When medieval Icelanders needed a name for their big invention, the world's first parliament, they settled on simply calling it the All-Thing.
This summer the Minneapolis Area Association of Realtors (MAAR) faced the dilemma of naming its invention, an online, interactive database of local real-estate activity.
The MAAR staff took the Icelandic route. They called it The Thing.
Click on thething.mplsrealtor.com and you become the master of your own real estate data. Choose a Twin Cities neighborhood, a date range and a metric such as Days on Market, and colored lines appear, stretching across a chart to tell the story you want.
The Thing grew out of a desire to do better at communicating data, says Jeff Allen, who directs research at MAAR: "We were frustrated at our own inability to explain to our Realtors what was happening in the market in a way that was digestible and understandable to them."

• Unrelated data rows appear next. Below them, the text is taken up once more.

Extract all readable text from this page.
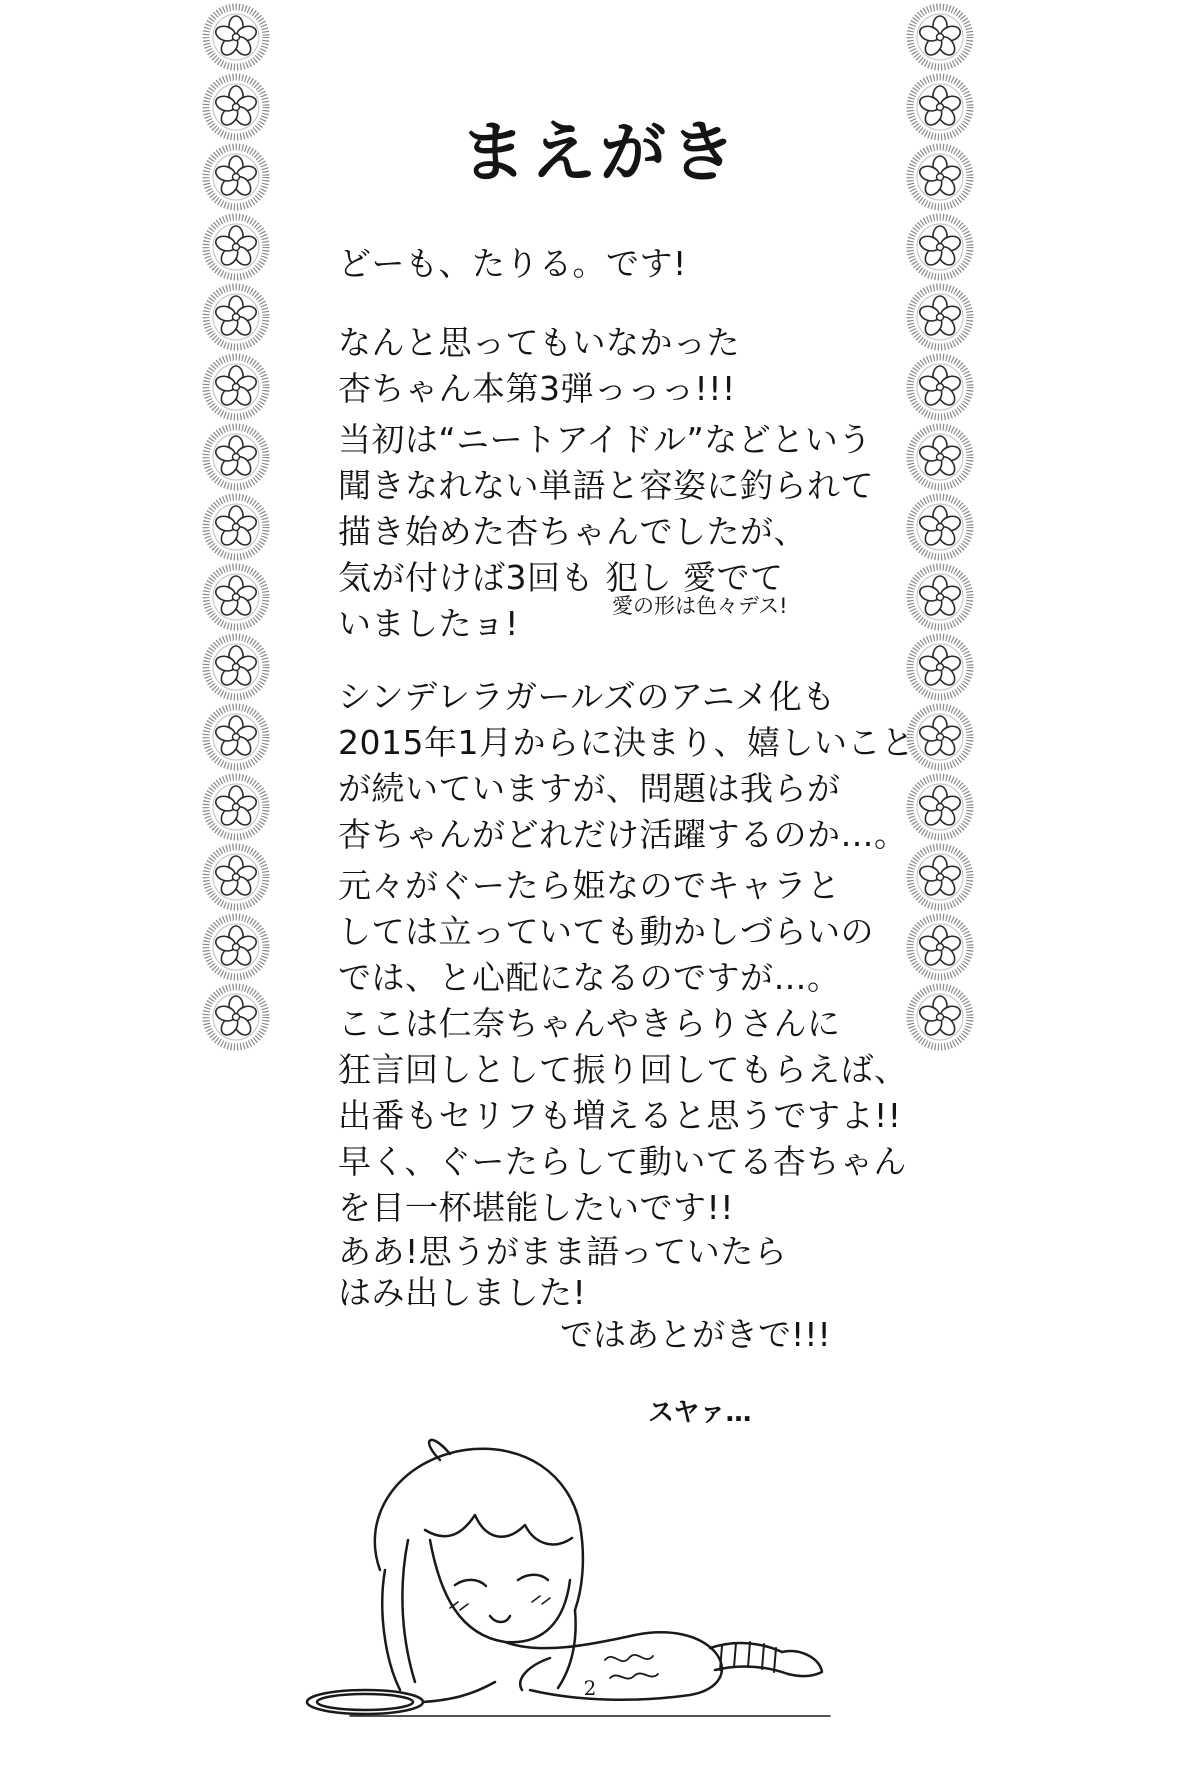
まえがき
どーも、たりる。です!
なんと思ってもいなかった
杏ちゃん本第3弾っっっ!!!
当初は“ニートアイドル”などという
聞きなれない単語と容姿に釣られて
描き始めた杏ちゃんでしたが、
気が付けば3回も 犯し 愛でて
いましたョ!	愛の形は色々デス!
シンデレラガールズのアニメ化も
2015年1月からに決まり、嬉しいこと
が続いていますが、問題は我らが
杏ちゃんがどれだけ活躍するのか…。
元々がぐーたら姫なのでキャラと
しては立っていても動かしづらいの
では、と心配になるのですが…。
ここは仁奈ちゃんやきらりさんに
狂言回しとして振り回してもらえば、
出番もセリフも増えると思うですよ!!
早く、ぐーたらして動いてる杏ちゃん
を目一杯堪能したいです!!
ああ!思うがまま語っていたら
はみ出しました!
ではあとがきで!!!
スヤァ…
2
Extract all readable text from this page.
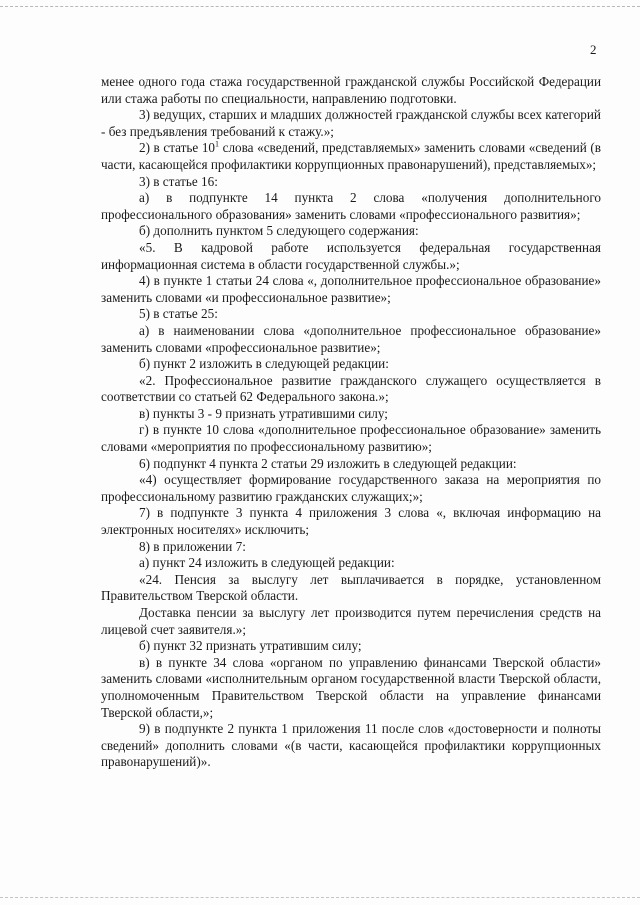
2

менее одного года стажа государственной гражданской службы Российской Федерации или стажа работы по специальности, направлению подготовки.

3) ведущих, старших и младших должностей гражданской службы всех категорий - без предъявления требований к стажу.»;

2) в статье $10^1$ слова «сведений, представляемых» заменить словами «сведений (в части, касающейся профилактики коррупционных правонарушений), представляемых»;

3) в статье 16:

а) в подпункте 14 пункта 2 слова «получения дополнительного профессионального образования» заменить словами «профессионального развития»;

б) дополнить пунктом 5 следующего содержания:

«5. В кадровой работе используется федеральная государственная информационная система в области государственной службы.»;

4) в пункте 1 статьи 24 слова «, дополнительное профессиональное образование» заменить словами «и профессиональное развитие»;

5) в статье 25:

а) в наименовании слова «дополнительное профессиональное образование» заменить словами «профессиональное развитие»;

б) пункт 2 изложить в следующей редакции:

«2. Профессиональное развитие гражданского служащего осуществляется в соответствии со статьей 62 Федерального закона.»;

в) пункты 3 - 9 признать утратившими силу;

г) в пункте 10 слова «дополнительное профессиональное образование» заменить словами «мероприятия по профессиональному развитию»;

6) подпункт 4 пункта 2 статьи 29 изложить в следующей редакции:

«4) осуществляет формирование государственного заказа на мероприятия по профессиональному развитию гражданских служащих;»;

7) в подпункте 3 пункта 4 приложения 3 слова «, включая информацию на электронных носителях» исключить;

8) в приложении 7:

а) пункт 24 изложить в следующей редакции:

«24. Пенсия за выслугу лет выплачивается в порядке, установленном Правительством Тверской области.

Доставка пенсии за выслугу лет производится путем перечисления средств на лицевой счет заявителя.»;

б) пункт 32 признать утратившим силу;

в) в пункте 34 слова «органом по управлению финансами Тверской области» заменить словами «исполнительным органом государственной власти Тверской области, уполномоченным Правительством Тверской области на управление финансами Тверской области,»;

9) в подпункте 2 пункта 1 приложения 11 после слов «достоверности и полноты сведений» дополнить словами «(в части, касающейся профилактики коррупционных правонарушений)».
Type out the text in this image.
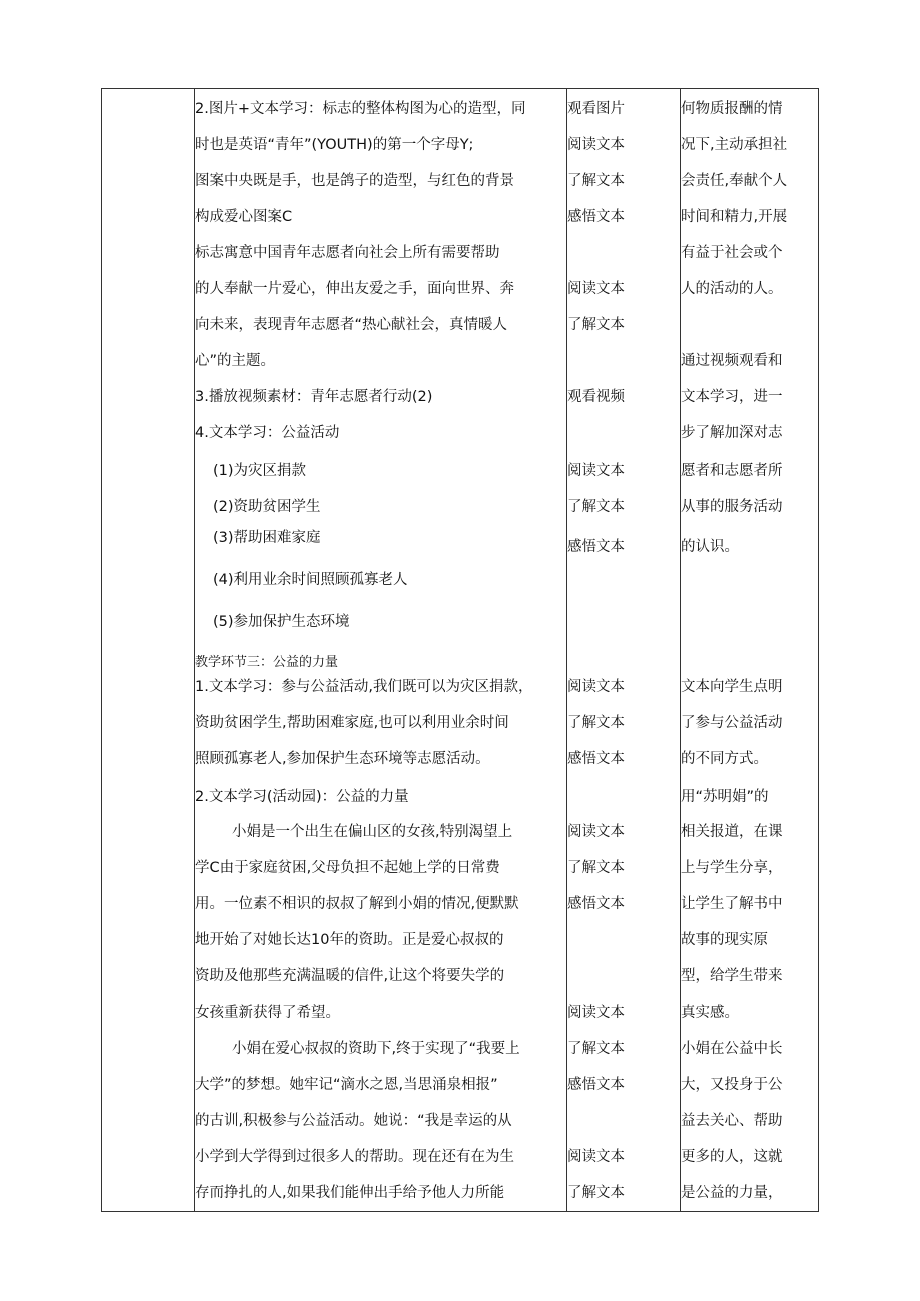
2.图片+文本学习：标志的整体构图为心的造型，同
时也是英语“青年”(YOUTH)的第一个字母Y;
图案中央既是手，也是鸽子的造型，与红色的背景
构成爱心图案C
标志寓意中国青年志愿者向社会上所有需要帮助
的人奉献一片爱心，伸出友爱之手，面向世界、奔
向未来，表现青年志愿者“热心献社会，真情暖人
心”的主题。
3.播放视频素材：青年志愿者行动(2)
4.文本学习：公益活动
(1)为灾区捐款
(2)资助贫困学生
(3)帮助困难家庭
(4)利用业余时间照顾孤寡老人
(5)参加保护生态环境
教学环节三：公益的力量
1.文本学习：参与公益活动,我们既可以为灾区捐款，
资助贫困学生,帮助困难家庭,也可以利用业余时间
照顾孤寡老人,参加保护生态环境等志愿活动。
2.文本学习(活动园)：公益的力量
小娟是一个出生在偏山区的女孩,特别渴望上
学C由于家庭贫困,父母负担不起她上学的日常费
用。一位素不相识的叔叔了解到小娟的情况,便默默
地开始了对她长达10年的资助。正是爱心叔叔的
资助及他那些充满温暖的信件,让这个将要失学的
女孩重新获得了希望。
小娟在爱心叔叔的资助下,终于实现了“我要上
大学”的梦想。她牢记“滴水之恩,当思涌泉相报”
的古训,积极参与公益活动。她说：“我是幸运的从
小学到大学得到过很多人的帮助。现在还有在为生
存而挣扎的人,如果我们能伸出手给予他人力所能
观看图片
阅读文本
了解文本
感悟文本
阅读文本
了解文本
观看视频
阅读文本
了解文本
感悟文本
阅读文本
了解文本
感悟文本
阅读文本
了解文本
感悟文本
阅读文本
了解文本
感悟文本
阅读文本
了解文本
何物质报酬的情
况下,主动承担社
会责任,奉献个人
时间和精力,开展
有益于社会或个
人的活动的人。
通过视频观看和
文本学习，进一
步了解加深对志
愿者和志愿者所
从事的服务活动
的认识。
文本向学生点明
了参与公益活动
的不同方式。
用“苏明娟”的
相关报道，在课
上与学生分享，
让学生了解书中
故事的现实原
型，给学生带来
真实感。
小娟在公益中长
大，又投身于公
益去关心、帮助
更多的人，这就
是公益的力量，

MAAR "stumbled onto a business model" while trying to solve that problem, Allen says. Now its data-gathering arm, 10K Research, follows 70 markets for local realtors' associations. Some prefer a members-only approach to Multiple Listing Service (MLS) data, which is included in The Thing's database, but Allen says that in the Twin Cities the attitude is that "information should be transparent."
So far Allen says the "vast majority" of The Thing's users are real estate professionals seeking market information for their customers, says Allen. But the website is open to all and may eventually draw more lay users. "It's still in its infancy," he says.